Piaget at Work.

According to the academic calendar, school closed for winter recesss last night. That means that winter inspections are underway at Leverett House. This year I’ve been given the desk job while Mark and Brecker help out the big guy. I have my tasks, too. But my enterprising nature has left me without anything more to do in an official capacity. Though my PDE book has been ordered and received at Cabot Science Library, they still refuse my attempts to borrow it. Instead, I’ve compiled a list of some reading I’d like to plow through. Because I’m applying to various teaching positions, I thought it smart to bone up on my developmental psychology and learning theory. The ideas of Piaget and Vygotsky always sound appealing to me, but I’ve never read their original works.

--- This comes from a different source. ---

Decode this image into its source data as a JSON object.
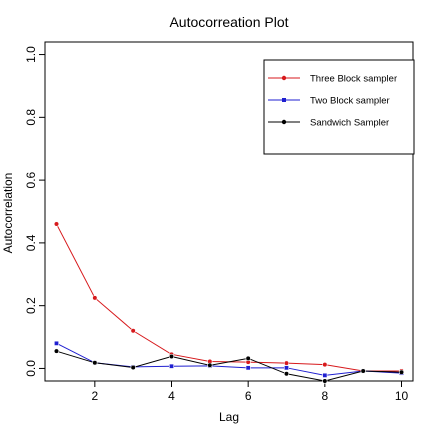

And as I don’t know who to trust but them, I’ve started in on The Psychology of Intelligence. Piaget believes in a number of developmental stages. From what I remember of Spelke’s class, this has been confirmed in the biology labs, so perhaps this isn’t such a waste of time. Piaget heavily influence Papert, and Papert was a mathematician. I’m a mathematician, transitivity or syllogism or something must apply. Of course, all this reading has got me thinking about thinking and thinking and remembering that diSessa at Berkeley’s school of education works on general relativity and cognition. How tempting does an doctorate in education with a focus on geometry and congitive structures sound? I need to do some more reading so I can talk to more people so I can decide on a proper course of action.